As our previous blog on this subject noted, the ICO fine came after two other (bigger) fines were imposed on Clearview, for basically the same reasons, by the data protection authorities in France and Italy (Greece has since been added to that list).  How the First Tribunal’s decision (applying the UK GDPR, not the EU version remember) may affect the validity, and hence enforceability, of these three other penalties is unclear – they were decided under the EU GDPR of course (although the EU GDPR does have an exclusion for law enforcement processing, similar to the UK GDPR’s Art. 2.2b, in its Art. 2.2d).

It should be noted that Clearview has not paid any of the fines it received from the EU regulators, nor complied with the other enforcement actions the European authorities sought to deploy against it – e.g., data deletion orders and stop-processing injunctions.  URM will be following with interest the progress of the three EU supervisory authorities in recovering any money from Clearview, and their success or otherwise in applying these other sanctions against the US organisation.

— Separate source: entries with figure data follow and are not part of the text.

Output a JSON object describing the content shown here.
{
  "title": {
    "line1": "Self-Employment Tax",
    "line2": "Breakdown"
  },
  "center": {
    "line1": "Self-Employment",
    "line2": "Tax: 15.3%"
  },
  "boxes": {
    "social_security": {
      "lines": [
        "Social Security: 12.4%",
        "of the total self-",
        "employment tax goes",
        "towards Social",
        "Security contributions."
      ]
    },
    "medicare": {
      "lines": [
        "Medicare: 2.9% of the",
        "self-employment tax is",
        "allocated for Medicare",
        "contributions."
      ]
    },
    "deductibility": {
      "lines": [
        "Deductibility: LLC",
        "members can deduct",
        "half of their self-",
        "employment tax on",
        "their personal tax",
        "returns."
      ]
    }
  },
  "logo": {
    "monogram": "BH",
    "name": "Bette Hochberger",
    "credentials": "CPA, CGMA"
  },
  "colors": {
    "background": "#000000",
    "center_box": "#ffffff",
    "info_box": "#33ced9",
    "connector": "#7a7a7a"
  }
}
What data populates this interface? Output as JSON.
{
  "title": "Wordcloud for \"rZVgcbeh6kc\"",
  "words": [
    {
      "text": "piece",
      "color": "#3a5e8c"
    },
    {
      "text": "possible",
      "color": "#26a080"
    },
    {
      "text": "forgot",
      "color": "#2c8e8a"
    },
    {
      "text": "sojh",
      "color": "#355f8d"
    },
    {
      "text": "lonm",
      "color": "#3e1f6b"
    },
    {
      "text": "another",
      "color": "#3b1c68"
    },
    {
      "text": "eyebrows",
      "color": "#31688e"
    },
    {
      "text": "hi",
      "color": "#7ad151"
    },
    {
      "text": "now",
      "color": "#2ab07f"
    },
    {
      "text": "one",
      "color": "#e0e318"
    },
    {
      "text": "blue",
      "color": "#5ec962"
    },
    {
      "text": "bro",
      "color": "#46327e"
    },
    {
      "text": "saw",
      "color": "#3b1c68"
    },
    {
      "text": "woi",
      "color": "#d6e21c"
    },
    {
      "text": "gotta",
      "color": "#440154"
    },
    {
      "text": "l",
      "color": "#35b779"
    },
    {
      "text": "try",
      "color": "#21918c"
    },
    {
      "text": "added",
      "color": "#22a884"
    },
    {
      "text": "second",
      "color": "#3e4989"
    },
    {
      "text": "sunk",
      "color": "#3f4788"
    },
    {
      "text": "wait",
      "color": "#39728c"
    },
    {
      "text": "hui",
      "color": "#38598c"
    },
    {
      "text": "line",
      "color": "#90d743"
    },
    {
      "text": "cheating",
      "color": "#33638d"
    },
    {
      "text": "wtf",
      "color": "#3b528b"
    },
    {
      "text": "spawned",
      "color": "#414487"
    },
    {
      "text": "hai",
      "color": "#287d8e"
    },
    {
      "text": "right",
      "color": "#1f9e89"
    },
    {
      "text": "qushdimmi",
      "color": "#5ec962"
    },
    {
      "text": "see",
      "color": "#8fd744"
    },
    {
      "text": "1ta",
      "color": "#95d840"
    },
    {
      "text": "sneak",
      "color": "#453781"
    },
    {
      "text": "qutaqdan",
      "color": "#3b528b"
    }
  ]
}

In the meantime, the ICO has 28 days to appeal against the First-tier Tribunal’s ruling.  And it would appear that Clearview might still have case to answer: either the ICO could argue (on appeal to the Upper Tribunal) that it was not the processing by the exempt foreign law enforcement bodies (the ‘competent authorities’ to which Article 2.2b of the UK GDPR refers) that the UK Regulator took action against, but rather the non-exempt private US company’s processing that it was penalising; or the ICO could raise a fresh action against Clearview, for the same processing infringements, but brought under the ‘right law’ this time – the law enforcement provisions in Part 3 of the DPA 2018.  The ICO says it is ‘carefully’ considering its next steps; and, given these factors, together with the size of the fine and the high profile of the case, it is difficult to see how the regulator can simply let this matter lie.

Stuart Skelly
Senior Consultant at URM
Stuart is a highly experienced and knowledgeable GRC consultant at URM who has specialised in data protection law for 25 years.